Durante la carrera debí aproximarme a la lectura de La Primera República, el primer episodio nacional en el que me detenía en mi vida. Poco después, por azares del destino, cuando comenzaba a trabajar en mi primer proyecto de tesis sobre el impacto de la revolución liberal en el campo andaluz, la memoria de los Episodios vino a mí y me pregunté si no sería el testimonio de Pérez Galdós un buen complemento de la historia cruda, sin filtro, que me encontraba a diario entre los legajos del Archivo Histórico Y a ello me dispuse, recorriendo toda la tercera y cuarta serie de los Episodios Nacionales en el que recuerdo como uno de los otoños más dulces de mi vida, el de 2006. Mientras los empleados de la Biblioteca Municipal bromeaban sobre el alcance de mi tesón lector, que había roto las estadísticas de la Biblioteca porque nadie, sí, nadie, leía aquellas novelas, yo me familiarizaba cada vez más con el universo de aquel canario cuyos ojos, tan injustamente maltratados por la edad, captaban con exquisita sensibilidad las esencias de la condición humana. Por eso, cuando marché a Cádiz a estudiar un Máster, Fortunata y Jacinta se vinieron conmigo. Y digo "se vinieron", en plural, porque no solo la novela, de dos tomos, me acompañó en la maleta, sino que ellas dos me flanquearon el que también acabó siendo uno de los mejores años que alcanzo a recordar. 

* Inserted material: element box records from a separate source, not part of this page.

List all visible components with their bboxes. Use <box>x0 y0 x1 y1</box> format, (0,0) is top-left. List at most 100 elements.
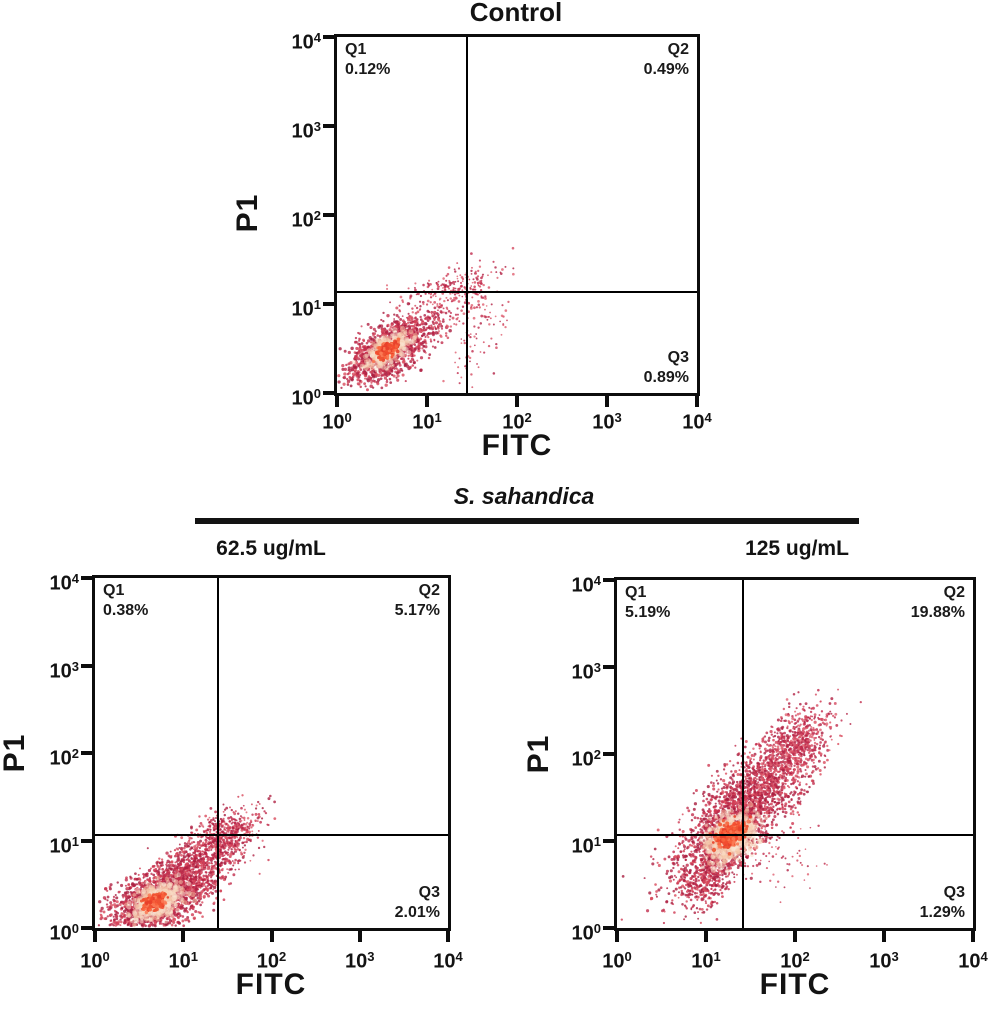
x-axis-label: FITC <box>759 968 831 1001</box>
quadrant-name: Q1 <box>625 584 647 601</box>
quadrant-percentage: 2.01% <box>394 904 440 921</box>
x-tick-mark <box>269 931 274 942</box>
y-tick-label: 103 <box>571 660 601 684</box>
y-tick-label: 101 <box>49 833 79 858</box>
x-tick-mark <box>971 931 975 942</box>
quadrant-name: Q3 <box>943 884 965 901</box>
scatter-dots-canvas <box>337 37 697 393</box>
y-tick-label: 102 <box>49 746 79 770</box>
quadrant-horizontal-line <box>617 833 973 836</box>
quadrant-percentage: 1.29% <box>919 904 965 921</box>
x-tick-label: 104 <box>958 949 988 973</box>
y-tick-label: 102 <box>291 208 321 232</box>
scatter-dots-canvas <box>95 578 448 928</box>
chart-title-125: 125 ug/mL <box>745 537 849 560</box>
x-tick-label: 103 <box>345 949 375 973</box>
x-tick-label: 102 <box>780 949 810 973</box>
x-tick-mark <box>882 931 886 942</box>
quadrant-name: Q1 <box>345 41 367 58</box>
y-axis-label: P1 <box>231 193 264 233</box>
y-tick-mark <box>323 302 334 306</box>
x-tick-label: 104 <box>682 410 712 434</box>
y-tick-mark <box>603 752 614 756</box>
x-tick-mark <box>695 396 699 407</box>
quadrant-vertical-line <box>465 37 468 393</box>
quadrant-label-q3: Q3 1.29% <box>920 883 965 923</box>
quadrant-label-q2: Q2 0.49% <box>644 40 689 80</box>
x-tick-mark <box>446 931 450 942</box>
y-tick-mark <box>323 213 334 217</box>
x-tick-mark <box>93 931 97 942</box>
x-tick-mark <box>181 931 186 942</box>
quadrant-vertical-line <box>742 580 745 928</box>
quadrant-percentage: 0.89% <box>643 369 689 386</box>
quadrant-percentage: 0.49% <box>643 61 689 78</box>
y-tick-label: 104 <box>571 573 601 597</box>
y-tick-mark <box>603 926 614 930</box>
y-tick-mark <box>81 838 92 843</box>
quadrant-label-q3: Q3 2.01% <box>395 883 440 923</box>
y-tick-mark <box>603 839 614 843</box>
quadrant-label-q2: Q2 5.17% <box>395 581 440 621</box>
x-axis-label: FITC <box>481 429 553 462</box>
quadrant-label-q2: Q2 19.88% <box>911 583 965 623</box>
y-tick-label: 104 <box>291 30 321 54</box>
x-tick-label: 101 <box>168 949 198 973</box>
x-tick-label: 104 <box>433 949 463 973</box>
y-tick-mark <box>81 663 92 668</box>
x-tick-mark <box>615 931 619 942</box>
x-tick-mark <box>425 396 429 407</box>
x-tick-label: 100 <box>602 949 632 973</box>
quadrant-name: Q2 <box>943 584 965 601</box>
quadrant-horizontal-line <box>337 291 697 294</box>
x-tick-mark <box>605 396 609 407</box>
quadrant-label-q1: Q1 5.19% <box>625 583 670 623</box>
y-tick-mark <box>323 35 334 39</box>
x-tick-mark <box>515 396 519 407</box>
quadrant-label-q1: Q1 0.38% <box>103 581 148 621</box>
y-tick-mark <box>81 576 92 580</box>
x-tick-label: 101 <box>412 410 442 434</box>
plot-area-125: Q1 5.19% Q2 19.88% Q3 1.29% <box>614 577 976 931</box>
chart-title-control: Control <box>469 0 563 27</box>
x-tick-label: 102 <box>256 949 287 973</box>
quadrant-percentage: 0.12% <box>345 61 391 78</box>
quadrant-percentage: 19.88% <box>910 604 965 621</box>
y-tick-label: 100 <box>571 921 601 945</box>
y-tick-label: 101 <box>291 297 321 321</box>
y-tick-label: 103 <box>49 658 79 683</box>
y-tick-label: 101 <box>571 834 601 858</box>
y-tick-mark <box>603 665 614 669</box>
plot-area-control: Q1 0.12% Q2 0.49% Q3 0.89% <box>334 34 700 396</box>
y-tick-label: 100 <box>49 921 79 945</box>
x-tick-mark <box>335 396 339 407</box>
quadrant-vertical-line <box>216 578 219 928</box>
quadrant-label-q3: Q3 0.89% <box>644 348 689 388</box>
x-tick-label: 100 <box>80 949 110 973</box>
group-underline-bar <box>195 518 859 524</box>
x-tick-label: 100 <box>322 410 352 434</box>
y-tick-mark <box>81 926 92 930</box>
x-tick-label: 101 <box>691 949 721 973</box>
group-label-species: S. sahandica <box>453 483 595 509</box>
quadrant-name: Q3 <box>418 884 440 901</box>
quadrant-percentage: 5.17% <box>394 602 440 619</box>
quadrant-percentage: 5.19% <box>625 604 671 621</box>
y-tick-label: 104 <box>49 571 79 595</box>
y-tick-mark <box>323 391 334 395</box>
y-tick-mark <box>323 124 334 128</box>
y-tick-mark <box>603 578 614 582</box>
x-tick-mark <box>357 931 362 942</box>
x-axis-label: FITC <box>235 968 307 1001</box>
x-tick-label: 102 <box>502 410 532 434</box>
quadrant-horizontal-line <box>95 834 448 837</box>
y-tick-label: 103 <box>291 119 321 143</box>
chart-title-62-5: 62.5 ug/mL <box>216 537 326 560</box>
y-tick-label: 102 <box>571 747 601 771</box>
quadrant-percentage: 0.38% <box>103 602 149 619</box>
x-tick-mark <box>704 931 708 942</box>
x-tick-label: 103 <box>592 410 622 434</box>
x-tick-mark <box>793 931 797 942</box>
x-tick-label: 103 <box>869 949 899 973</box>
y-tick-label: 100 <box>291 386 321 410</box>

¿Cómo puedo deber tanto a Benito Pérez Galdós? Si comienzo por lo personal, he de agradecerle que su tono sencillo, sus ambientes aparentemente costumbristas y cotidianos y su sensibilidad me ayudasen a modelar el objetivo a través del cual me propondría, en adelante, observar la vida que sucede a mi alrededor. Fue su estilo el que quise imitar, aunque me duela reconocerlo, en mi primera novela, Un trienio en la sombra (2014). Con la primera experiencia alumbrada, intenté depurarlo en El crimen de la Cruz Blanca (2016); a día de hoy, la obra de la que me siento más orgulloso. Y cuando me alejé, siquiera tenuemente, de mis orígenes, en La conjura de San Silvestre (2018), acabé pagando caras las consecuencias. Ahora bien, si paso a lo general, me veo obligado a reformular la cuestión: ¿por qué debemos tanto los españoles en particular, y los amantes de la lectura en general, a este buen hombre? Simplemente, porque tuvo el valor de, explorando diversos estilos literarios, desde el realismo al naturismo, pasando por la novela psicológica, ponernos delante de un espejo y decirnos a la cara: "así somos, nos gustemos o no. Y más nos vale admitirlo". Su agudeza observadora, su fina ironía para subrayar los defectos que nos han caricaturizado como seres humanos, es su mayor valor añadido. Por eso sus novelas no mueren: cualquiera que vuelva a visitar las páginas de El abuelo, relea Fortunata y Jacinta, o se interese por los desvelos de Torquemada, se percatará de que la preocupación por las falsas apariencias, el respeto estúpido a las convenciones sociales, la presión de nuestro contexto y el miedo irracional a todo lo desconocido nos convierten en individuos timoratos, que con demasiada frecuencia dejan de hacer lo que sienten por miedo a sentir lo que hicieron. 

La misma ironía que entonces le valió la crítica y la censura de la academia oficial le granjeó, asimismo, el aprecio de los intelectuales de verdad. De aquellos perfectamente conscientes de que reconocer nuestros defectos no implica ser malos patriotas, sino simplemente admitir nuestros límites y fijarnos un nuevo horizonte de crecimiento. Gracias a ello el silencio, que le acompañó en demasiadas fases de su vida, se tornó en aplauso atronador y clamor de masas mientras su ataúd recorría las calles de Madrid. Por eso, precisamente, quiero concluir haciendo un alegato por su figura, para que los jóvenes dejen de mirar tanto la pantalla del dispositivo de turno, o de buscar lecturas anodinas que hagan llevaderos sus años de tránsito por la educación obligatoria. Para que todos regresemos a don Benito buscando en sus palabras la quintaesencia de lo que somos, y el remedio para nuestros males. Que no han cambiado tanto en un siglo, no nos engañemos, como tampoco ha cambiado el olvido al que relegamos a quienes mejor nos conocieron, hasta que nos abandonan y entonces queremos aclamarles en alta voz, pese a que entonces, ay, ya no nos podrán escuchar.